De plus, comme on a que 8 gus sur le terrain sur 16, pour avoir les 16 au niveau c’est tout sauf fun. Surtout que sur les 8, il y a les 4 actifs, qui touchent une quantité d’xp correcte, et les 4 en support qui touchent des miettes… Déesse Hylia que c’est frustrant…

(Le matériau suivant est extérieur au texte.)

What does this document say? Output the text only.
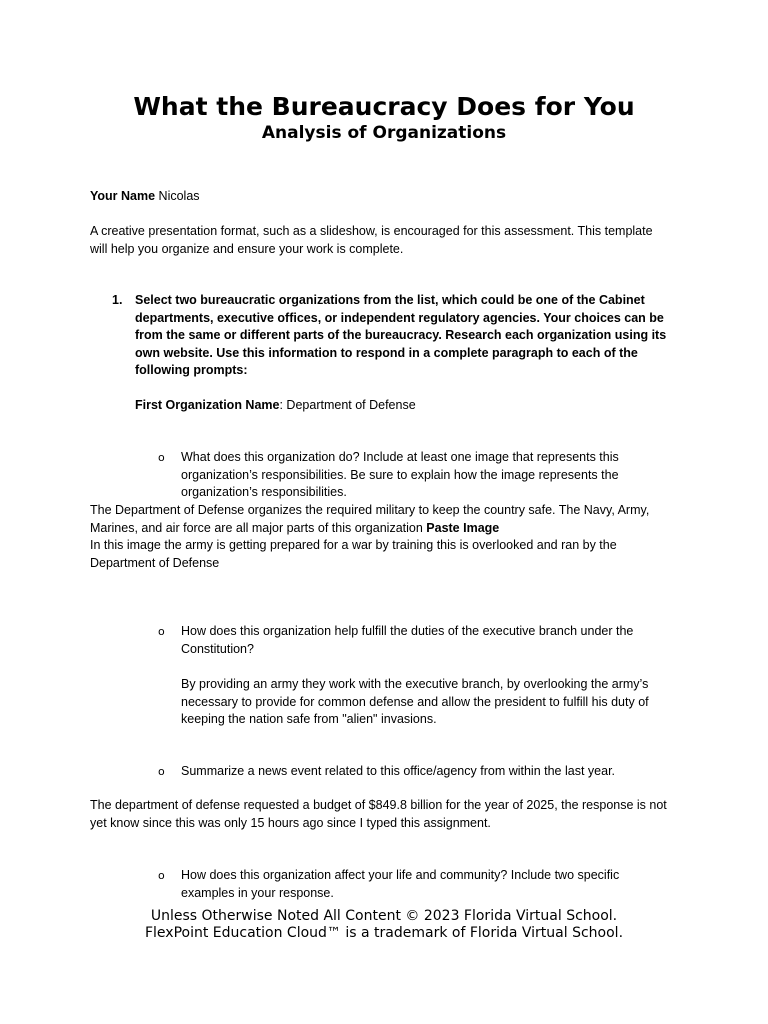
What the Bureaucracy Does for You
Analysis of Organizations
Your Name Nicolas
A creative presentation format, such as a slideshow, is encouraged for this assessment. This template will help you organize and ensure your work is complete.
1. Select two bureaucratic organizations from the list, which could be one of the Cabinet departments, executive offices, or independent regulatory agencies. Your choices can be from the same or different parts of the bureaucracy. Research each organization using its own website. Use this information to respond in a complete paragraph to each of the following prompts:
First Organization Name: Department of Defense
o What does this organization do? Include at least one image that represents this organization’s responsibilities. Be sure to explain how the image represents the organization’s responsibilities.
The Department of Defense organizes the required military to keep the country safe. The Navy, Army, Marines, and air force are all major parts of this organization Paste Image
In this image the army is getting prepared for a war by training this is overlooked and ran by the Department of Defense
o How does this organization help fulfill the duties of the executive branch under the Constitution?
By providing an army they work with the executive branch, by overlooking the army’s necessary to provide for common defense and allow the president to fulfill his duty of keeping the nation safe from "alien" invasions.
o Summarize a news event related to this office/agency from within the last year.
The department of defense requested a budget of $849.8 billion for the year of 2025, the response is not yet know since this was only 15 hours ago since I typed this assignment.
o How does this organization affect your life and community? Include two specific examples in your response.
Unless Otherwise Noted All Content © 2023 Florida Virtual School.
FlexPoint Education Cloud™ is a trademark of Florida Virtual School.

- Le second point qui fâche : il n’y a aucune interaction avec le décor, à quelques exceptions près (« oh, que vois-je ? Ne serait-ce pas un joli tonneau de matières hautement inflammables à côté des ennemis ? »). Pas de notion de verticalité non plus. La carte est juste là pour servir de plateau, mais rien d’autre. Que l’on soit dans une plaine dégagée, à flanc de montage enneigée, ou dans des catacombes, OSEF, on se bat pareil. Le minimum du minimum. On enlève un gros potentiel aux décors, et on permet à la lassitude de s’installer plus vite. Surtout quand il faut recommencer pour entrainer ses troupes…
- Les musiques c’est très pauvre. Une seule musique de bataille pour tout le jeu + 1 pour le boss final. La fin de l’abondance.
- Le chapitre final est expédié à la vitesse de la lumière. C’est très brusque. A l’image du jeu, expéditif, mais j’avoue que je n’aurais pas été contre une ou deux batailles en plus pour rendre ça plus marquant.
Point neutre :
- La prise en main des contrôles. Autant j’ai râlé sur la démo, autant sur le jeu final, ça s’est plutôt bien passé. Je ne saurais pas dire si c’est mauvais ou non.
En résumé : jeu plutôt classique, qui ne casse pas trois joy-cons à une Switch. Pas forcément marquant, pas forcément mémorable, essentiellement du vu et revu. Pas de grains de folie, ni quoi que ce soit qui fait que le jeu se démarque.
Et pourtant j’ai kiffé. Il n’avait rien de spécial de jeu, je l’ai lancé sans en attendre beaucoup, et effectivement il n’a pas apporté plus que prévu. Et malgré tout pas moyen de lâcher la console. Alors même que je l’ai lancé après 6 mois à jouer des jeux pour jouer, sans vrai coup de cœur (pour ceux qui en doutait encore, je n’ai pas aimé du tout Twilight Princess). Alors que je me demandais même si ma période jeu n’était pas passée, si ma Switch n’était pas vouée à être ma dernière console. Et là, paf, le coup de foudre 💘
C’est beau. Merci Diofield. A jamais tu resteras un jeu moyen dans la pléthore de titres Square Enix sortis en 2022. Tout le monde t’a sans doute déjà oublié d’ailleurs. Mais sache que tu auras toujours une petite place dans ma ludothèque.